This is a Java implmentation of an Apriori Algorithm, which is designed to find commonalities between transactions in a database.
Execute by CDing into folder and typing java apriori ./[filename] [min_sup_percentage]
Program is not designed to work with unformatted data. Any input files must be of format (\s meaning any white space character):
[# of transactions]
[transaction #]\s[# of items in transaction]\s[item 1]\s[item 2]\s...\s[item n]
.
.
.
This was not programmed with a limitation on RAM in mind, if there was need for RAM efficiency, I would replace almost all integers with shorts, maybe would offload the transaction database periodically, and many other bits and pieces to keep it RAM conscious.
apriori_gen
is the most inefficient part of the entire execution.

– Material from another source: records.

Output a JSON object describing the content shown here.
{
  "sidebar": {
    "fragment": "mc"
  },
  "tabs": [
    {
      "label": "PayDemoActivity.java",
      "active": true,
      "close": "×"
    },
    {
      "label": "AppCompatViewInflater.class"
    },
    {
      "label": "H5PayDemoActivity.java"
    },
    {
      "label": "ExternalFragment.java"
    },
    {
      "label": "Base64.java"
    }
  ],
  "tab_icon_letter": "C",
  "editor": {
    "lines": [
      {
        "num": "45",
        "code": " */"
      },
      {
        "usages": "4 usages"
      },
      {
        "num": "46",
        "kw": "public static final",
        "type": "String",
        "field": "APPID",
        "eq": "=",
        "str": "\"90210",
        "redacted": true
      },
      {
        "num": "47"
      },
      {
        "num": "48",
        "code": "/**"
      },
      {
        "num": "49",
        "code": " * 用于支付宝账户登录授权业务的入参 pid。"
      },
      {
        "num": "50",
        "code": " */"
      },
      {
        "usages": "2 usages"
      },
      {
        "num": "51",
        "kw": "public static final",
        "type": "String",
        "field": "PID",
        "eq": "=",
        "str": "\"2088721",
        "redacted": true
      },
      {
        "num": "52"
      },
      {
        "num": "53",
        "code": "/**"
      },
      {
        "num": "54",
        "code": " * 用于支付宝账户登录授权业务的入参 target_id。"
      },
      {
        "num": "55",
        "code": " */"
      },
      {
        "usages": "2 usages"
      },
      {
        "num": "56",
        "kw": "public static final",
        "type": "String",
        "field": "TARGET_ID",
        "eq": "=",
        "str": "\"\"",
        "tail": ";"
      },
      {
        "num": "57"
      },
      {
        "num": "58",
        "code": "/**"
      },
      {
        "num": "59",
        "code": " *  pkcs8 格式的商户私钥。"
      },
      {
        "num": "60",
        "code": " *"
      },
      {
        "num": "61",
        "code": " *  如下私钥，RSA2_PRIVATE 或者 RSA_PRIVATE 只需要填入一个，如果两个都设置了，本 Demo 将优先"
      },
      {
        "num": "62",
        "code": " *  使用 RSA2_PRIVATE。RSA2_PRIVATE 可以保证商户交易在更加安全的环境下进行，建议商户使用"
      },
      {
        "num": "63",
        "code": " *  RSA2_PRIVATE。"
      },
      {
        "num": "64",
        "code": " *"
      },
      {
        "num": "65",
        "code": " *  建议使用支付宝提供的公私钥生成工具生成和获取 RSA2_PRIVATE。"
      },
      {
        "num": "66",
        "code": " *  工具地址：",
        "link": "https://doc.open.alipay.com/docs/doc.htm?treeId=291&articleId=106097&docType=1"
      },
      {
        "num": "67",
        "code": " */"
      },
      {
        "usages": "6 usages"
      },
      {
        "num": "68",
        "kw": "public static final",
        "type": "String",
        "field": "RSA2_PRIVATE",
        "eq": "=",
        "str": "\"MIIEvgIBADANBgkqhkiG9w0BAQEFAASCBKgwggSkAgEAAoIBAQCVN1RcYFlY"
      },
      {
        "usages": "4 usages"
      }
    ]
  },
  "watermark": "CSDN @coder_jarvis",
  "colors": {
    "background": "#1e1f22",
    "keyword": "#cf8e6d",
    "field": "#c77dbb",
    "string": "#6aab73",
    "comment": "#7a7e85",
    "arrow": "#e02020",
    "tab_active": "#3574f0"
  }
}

Unfortunately there's no good method for finding all combinations of sets in Java of length k that I was able to find, so I had to design one myself. It's O(n2), and this application has an inherent execution of It's O(n2) anyways. But there is pointless repetition loss that occurs when I join two items together and it gets sent to the nether realm by the if
. In the words of some Valve developer:
Too Bad!
Unit testing on a Ryzen 7 3800x reveals the following average execution speeds for given datasets:
- java apriori ./1k5L.txt 5 - 0 FPs in 15ms
- java apriori ./1k5L.txt 2 - 45 FPs in 101ms
- java apriori ./1k5L.txt 1 - 213 FPs in 1391ms
- java apriori ./t25i10d10k.txt 20 - 0 FPs in 190ms
- java apriori ./t25i10d10k.txt 10 - 20 FPs in 293ms
- java apriori ./t25i10d10k.txt 5 - 142 FPs in 6028ms
- java apriori ./retail.txt 50 - 1 FPs in 386ms
- java apriori ./retail.txt 25 - 3 FPs in 394ms
- java apriori ./retail.txt 10 - 9 FPs in 493ms
- java apriori ./retail.txt 5 - 16 FPs in 579ms
- java apriori ./retail.txt 2 - 55 FPs in 1810ms
- java apriori ./connect.txt 75 - DNF after 5 hours.